Great work! Time to write it up as a lab report!

  • Remember to write this as a cohesive, 2 page report written in ordinary language (no code, hashtags, or underscores in the main text).

  • Please briefly summarize your main findings (beta for new_vax_2wks and R2), colinearity and heteroskedasticity tests, and simulation results.

  • A good goal is to make it look like a professional report you could share with a potential employer as evidence of your statistical analysis abilities!



Bonus Challenge

Finally, for up to 1% extra credit for your groups members’ overall grade, you may submit along with your lab the following:

  • For 0.5% Extra Credit: Simulate the predicted rate of new weekly vaccinations (new_vax) for Northeastern’s zipcode, as the rate of vaccinations 2 weeks prior increases from 0% to 1.5%. For your simulation, set all other traits equal to their actual observed value in Northeastern University’s zipcode (02115).
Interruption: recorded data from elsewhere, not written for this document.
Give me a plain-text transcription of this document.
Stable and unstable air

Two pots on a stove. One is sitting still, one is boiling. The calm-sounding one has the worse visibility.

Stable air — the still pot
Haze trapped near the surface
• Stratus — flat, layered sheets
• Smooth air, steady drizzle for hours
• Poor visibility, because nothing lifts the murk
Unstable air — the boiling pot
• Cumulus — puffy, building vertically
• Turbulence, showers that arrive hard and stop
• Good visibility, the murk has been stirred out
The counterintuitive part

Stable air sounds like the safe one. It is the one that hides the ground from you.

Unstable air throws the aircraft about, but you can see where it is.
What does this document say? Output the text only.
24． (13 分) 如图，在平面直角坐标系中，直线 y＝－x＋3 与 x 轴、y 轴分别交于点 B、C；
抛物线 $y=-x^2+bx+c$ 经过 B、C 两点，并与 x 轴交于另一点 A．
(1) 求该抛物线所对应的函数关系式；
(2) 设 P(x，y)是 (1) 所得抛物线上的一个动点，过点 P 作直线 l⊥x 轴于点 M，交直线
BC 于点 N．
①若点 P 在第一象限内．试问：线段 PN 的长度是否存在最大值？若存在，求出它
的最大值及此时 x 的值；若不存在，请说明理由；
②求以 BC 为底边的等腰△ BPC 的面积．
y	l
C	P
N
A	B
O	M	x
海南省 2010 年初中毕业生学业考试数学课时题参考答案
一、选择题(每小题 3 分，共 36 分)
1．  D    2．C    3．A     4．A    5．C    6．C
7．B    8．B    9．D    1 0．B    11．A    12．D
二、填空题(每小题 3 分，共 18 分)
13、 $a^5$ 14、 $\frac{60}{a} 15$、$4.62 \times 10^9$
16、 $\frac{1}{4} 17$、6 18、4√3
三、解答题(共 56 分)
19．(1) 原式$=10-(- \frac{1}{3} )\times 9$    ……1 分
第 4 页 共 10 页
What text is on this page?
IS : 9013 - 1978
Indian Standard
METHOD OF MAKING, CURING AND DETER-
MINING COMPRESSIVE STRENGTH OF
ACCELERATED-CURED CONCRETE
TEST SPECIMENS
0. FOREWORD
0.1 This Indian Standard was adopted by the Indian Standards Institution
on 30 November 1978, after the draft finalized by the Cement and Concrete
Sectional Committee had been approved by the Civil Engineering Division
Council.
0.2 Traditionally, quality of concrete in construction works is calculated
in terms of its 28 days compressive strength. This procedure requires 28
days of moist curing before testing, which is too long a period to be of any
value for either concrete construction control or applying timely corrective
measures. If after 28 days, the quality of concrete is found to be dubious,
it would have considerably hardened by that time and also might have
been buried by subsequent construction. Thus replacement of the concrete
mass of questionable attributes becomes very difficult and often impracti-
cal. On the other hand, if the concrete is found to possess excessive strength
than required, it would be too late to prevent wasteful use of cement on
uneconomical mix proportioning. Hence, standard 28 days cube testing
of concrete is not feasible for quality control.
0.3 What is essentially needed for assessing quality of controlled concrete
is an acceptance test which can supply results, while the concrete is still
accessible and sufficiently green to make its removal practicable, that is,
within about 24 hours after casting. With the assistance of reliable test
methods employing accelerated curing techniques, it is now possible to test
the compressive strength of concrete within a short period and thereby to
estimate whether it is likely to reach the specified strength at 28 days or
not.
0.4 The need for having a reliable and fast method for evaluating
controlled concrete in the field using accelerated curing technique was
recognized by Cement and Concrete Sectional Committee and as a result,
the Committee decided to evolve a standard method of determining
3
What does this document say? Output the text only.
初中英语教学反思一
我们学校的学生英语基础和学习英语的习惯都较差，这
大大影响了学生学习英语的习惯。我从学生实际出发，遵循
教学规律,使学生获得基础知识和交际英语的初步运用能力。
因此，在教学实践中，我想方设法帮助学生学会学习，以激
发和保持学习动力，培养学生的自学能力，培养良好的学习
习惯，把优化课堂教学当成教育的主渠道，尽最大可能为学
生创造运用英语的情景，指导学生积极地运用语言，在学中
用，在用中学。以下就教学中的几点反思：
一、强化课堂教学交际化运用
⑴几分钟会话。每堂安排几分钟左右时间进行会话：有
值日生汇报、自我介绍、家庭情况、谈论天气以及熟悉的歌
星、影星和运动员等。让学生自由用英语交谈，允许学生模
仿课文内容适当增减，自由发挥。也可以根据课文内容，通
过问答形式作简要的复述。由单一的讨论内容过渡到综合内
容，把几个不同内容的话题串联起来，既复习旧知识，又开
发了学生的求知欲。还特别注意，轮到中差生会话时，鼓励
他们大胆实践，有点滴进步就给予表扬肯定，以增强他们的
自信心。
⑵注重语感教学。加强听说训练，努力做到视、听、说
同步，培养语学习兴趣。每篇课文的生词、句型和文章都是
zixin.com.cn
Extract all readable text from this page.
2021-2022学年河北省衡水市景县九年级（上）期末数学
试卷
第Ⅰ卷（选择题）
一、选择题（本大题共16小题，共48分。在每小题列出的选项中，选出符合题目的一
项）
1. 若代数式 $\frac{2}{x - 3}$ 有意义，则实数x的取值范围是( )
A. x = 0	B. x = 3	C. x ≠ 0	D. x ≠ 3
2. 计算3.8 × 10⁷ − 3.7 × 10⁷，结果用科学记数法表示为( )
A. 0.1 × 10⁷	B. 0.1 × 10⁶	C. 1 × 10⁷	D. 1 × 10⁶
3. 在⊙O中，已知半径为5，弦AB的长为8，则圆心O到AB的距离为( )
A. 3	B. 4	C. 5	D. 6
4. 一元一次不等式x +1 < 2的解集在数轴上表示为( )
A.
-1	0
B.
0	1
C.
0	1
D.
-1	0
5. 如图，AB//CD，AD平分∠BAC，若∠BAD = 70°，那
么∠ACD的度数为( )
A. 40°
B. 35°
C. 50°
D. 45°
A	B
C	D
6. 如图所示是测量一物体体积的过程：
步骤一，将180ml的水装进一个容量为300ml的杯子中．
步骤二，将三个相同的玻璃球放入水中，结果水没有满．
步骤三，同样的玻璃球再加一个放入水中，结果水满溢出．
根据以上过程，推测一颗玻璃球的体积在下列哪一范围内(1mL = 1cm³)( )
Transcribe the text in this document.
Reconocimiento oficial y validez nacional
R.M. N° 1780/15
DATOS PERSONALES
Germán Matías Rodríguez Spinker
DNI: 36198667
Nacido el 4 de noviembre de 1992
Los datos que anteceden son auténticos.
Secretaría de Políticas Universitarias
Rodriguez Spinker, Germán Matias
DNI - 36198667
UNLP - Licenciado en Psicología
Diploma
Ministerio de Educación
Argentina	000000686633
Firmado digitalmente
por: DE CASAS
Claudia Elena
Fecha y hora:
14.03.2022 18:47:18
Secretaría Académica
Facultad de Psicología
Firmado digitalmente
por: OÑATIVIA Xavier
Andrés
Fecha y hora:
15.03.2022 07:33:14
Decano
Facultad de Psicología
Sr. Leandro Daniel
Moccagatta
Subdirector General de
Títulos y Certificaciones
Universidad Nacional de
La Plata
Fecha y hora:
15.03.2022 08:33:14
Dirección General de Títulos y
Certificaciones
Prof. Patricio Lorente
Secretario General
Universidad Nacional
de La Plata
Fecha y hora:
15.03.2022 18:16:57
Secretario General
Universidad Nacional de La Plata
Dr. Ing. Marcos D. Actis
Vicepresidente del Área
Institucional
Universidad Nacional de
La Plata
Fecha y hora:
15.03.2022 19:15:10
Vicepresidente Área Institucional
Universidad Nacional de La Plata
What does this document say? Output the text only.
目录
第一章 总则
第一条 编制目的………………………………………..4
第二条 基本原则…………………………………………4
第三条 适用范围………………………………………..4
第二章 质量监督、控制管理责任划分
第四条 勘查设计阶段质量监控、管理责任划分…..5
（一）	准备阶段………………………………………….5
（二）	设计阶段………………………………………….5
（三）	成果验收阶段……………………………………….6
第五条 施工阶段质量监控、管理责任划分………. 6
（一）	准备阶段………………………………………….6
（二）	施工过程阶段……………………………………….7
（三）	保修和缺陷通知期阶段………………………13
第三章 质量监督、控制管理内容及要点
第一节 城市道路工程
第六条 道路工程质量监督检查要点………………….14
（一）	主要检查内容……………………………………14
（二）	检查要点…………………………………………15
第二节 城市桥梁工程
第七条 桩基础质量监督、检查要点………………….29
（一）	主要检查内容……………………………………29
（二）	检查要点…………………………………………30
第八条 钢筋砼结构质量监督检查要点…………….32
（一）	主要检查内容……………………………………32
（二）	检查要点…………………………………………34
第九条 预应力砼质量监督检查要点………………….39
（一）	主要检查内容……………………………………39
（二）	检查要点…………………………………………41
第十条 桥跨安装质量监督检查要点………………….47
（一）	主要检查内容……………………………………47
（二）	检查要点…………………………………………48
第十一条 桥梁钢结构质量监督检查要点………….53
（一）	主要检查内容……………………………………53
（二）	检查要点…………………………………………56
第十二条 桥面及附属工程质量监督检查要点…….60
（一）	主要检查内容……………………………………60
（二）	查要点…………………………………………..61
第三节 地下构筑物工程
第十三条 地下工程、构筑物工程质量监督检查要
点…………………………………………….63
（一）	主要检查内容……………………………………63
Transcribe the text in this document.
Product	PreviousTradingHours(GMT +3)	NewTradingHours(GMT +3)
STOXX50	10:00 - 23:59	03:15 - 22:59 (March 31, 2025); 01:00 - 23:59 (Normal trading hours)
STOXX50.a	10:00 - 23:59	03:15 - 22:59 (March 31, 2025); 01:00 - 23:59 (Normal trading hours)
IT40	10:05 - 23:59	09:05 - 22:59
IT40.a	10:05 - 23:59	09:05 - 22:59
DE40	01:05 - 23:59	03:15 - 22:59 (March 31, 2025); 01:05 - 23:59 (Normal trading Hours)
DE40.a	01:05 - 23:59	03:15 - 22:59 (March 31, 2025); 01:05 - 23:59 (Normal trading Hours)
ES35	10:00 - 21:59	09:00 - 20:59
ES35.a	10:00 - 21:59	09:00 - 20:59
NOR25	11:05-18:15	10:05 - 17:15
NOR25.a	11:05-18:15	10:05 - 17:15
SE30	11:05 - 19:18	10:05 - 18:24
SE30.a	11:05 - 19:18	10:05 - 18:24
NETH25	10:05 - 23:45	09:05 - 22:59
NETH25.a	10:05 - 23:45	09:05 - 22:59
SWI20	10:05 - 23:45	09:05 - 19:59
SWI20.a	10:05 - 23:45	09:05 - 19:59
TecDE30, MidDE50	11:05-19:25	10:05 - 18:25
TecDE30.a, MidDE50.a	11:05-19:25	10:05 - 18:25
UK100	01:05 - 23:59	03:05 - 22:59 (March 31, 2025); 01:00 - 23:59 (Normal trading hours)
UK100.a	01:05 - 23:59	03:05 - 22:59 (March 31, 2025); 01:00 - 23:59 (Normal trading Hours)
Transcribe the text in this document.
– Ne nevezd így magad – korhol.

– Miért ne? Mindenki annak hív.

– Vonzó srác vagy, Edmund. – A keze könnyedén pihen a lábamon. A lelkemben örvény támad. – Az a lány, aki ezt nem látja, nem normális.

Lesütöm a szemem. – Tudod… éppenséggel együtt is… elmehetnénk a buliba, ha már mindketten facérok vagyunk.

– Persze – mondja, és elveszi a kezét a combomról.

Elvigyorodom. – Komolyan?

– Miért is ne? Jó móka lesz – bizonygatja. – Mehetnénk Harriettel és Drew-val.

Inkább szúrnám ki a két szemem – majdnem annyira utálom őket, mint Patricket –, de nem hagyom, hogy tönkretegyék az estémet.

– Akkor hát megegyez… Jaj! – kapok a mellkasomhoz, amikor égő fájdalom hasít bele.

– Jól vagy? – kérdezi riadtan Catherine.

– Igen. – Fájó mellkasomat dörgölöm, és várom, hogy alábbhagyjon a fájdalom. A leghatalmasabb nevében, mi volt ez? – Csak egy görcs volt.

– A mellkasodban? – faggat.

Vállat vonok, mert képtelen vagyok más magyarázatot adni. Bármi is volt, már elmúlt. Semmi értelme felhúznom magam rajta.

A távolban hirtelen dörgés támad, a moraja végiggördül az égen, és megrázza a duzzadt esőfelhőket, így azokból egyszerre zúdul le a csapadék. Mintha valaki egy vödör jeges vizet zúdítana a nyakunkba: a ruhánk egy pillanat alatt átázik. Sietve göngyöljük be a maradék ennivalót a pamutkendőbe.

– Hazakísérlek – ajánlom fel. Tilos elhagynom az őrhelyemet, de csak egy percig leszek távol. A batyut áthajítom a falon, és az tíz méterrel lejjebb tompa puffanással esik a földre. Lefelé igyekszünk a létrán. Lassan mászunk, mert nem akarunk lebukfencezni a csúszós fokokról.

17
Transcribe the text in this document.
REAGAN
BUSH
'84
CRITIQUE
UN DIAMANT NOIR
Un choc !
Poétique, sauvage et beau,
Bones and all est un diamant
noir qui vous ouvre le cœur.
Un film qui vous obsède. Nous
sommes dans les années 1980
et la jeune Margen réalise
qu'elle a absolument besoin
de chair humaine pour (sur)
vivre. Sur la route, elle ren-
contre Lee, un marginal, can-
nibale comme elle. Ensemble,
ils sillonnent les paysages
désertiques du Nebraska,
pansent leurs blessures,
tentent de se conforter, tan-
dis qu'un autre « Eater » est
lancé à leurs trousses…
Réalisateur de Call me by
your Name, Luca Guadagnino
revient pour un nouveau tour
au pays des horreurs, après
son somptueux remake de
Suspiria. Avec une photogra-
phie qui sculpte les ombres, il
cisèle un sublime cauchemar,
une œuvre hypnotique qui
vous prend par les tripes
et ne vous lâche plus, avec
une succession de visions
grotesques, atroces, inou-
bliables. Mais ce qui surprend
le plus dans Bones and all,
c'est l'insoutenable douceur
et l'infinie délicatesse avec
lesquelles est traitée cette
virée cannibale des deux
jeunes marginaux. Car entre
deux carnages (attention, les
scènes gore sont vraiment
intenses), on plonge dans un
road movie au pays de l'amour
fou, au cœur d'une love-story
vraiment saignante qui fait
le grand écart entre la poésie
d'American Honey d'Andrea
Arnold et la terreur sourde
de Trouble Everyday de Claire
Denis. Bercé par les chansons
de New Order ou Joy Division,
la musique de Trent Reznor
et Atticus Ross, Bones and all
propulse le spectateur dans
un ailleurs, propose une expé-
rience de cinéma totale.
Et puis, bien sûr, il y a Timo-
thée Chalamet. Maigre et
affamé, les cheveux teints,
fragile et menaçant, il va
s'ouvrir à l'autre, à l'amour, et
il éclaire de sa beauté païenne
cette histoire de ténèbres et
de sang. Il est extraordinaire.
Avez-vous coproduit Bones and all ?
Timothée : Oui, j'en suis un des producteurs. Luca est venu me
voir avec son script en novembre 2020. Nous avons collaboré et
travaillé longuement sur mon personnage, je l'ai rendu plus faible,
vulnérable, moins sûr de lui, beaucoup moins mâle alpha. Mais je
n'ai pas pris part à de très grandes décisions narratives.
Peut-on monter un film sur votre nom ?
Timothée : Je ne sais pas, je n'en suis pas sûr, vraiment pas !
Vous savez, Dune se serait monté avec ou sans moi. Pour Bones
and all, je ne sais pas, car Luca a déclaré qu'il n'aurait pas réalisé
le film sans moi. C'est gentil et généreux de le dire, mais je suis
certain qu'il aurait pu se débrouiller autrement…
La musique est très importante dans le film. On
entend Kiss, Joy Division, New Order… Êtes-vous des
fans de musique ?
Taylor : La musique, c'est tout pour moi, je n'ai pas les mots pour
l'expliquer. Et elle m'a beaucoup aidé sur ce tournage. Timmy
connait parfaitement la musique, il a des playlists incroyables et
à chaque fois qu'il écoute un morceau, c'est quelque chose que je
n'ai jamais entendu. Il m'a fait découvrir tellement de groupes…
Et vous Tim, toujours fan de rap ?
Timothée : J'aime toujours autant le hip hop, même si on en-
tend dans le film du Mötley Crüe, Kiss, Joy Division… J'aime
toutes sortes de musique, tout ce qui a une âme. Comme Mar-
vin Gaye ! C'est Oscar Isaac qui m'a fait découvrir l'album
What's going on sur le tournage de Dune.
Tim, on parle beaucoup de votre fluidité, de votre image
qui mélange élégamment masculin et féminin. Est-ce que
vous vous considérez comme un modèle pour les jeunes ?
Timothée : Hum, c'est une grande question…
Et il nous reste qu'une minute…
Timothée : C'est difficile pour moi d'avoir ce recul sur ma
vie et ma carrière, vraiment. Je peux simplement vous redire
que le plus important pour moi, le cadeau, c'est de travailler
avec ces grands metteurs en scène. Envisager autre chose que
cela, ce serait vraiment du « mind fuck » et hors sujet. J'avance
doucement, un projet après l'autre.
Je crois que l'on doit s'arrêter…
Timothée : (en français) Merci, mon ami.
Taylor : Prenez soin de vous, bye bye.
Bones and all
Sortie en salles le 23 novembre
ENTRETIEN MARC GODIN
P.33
Repeat this simulation for both of your models m1 and m2. Exponentiate your predicted values using exp().

  • For 0.5% More Extra Credit: Now repeat these simulations for one other zipcode in Boston. Bind the results together using bind_rows() and visualize your simulation in one visual, with intentional coloring, labels, and design. facet_wrap() may be helpful. Label the other zipcode based on the neighborhood it is in. Please briefly describe your findings in a few sentences.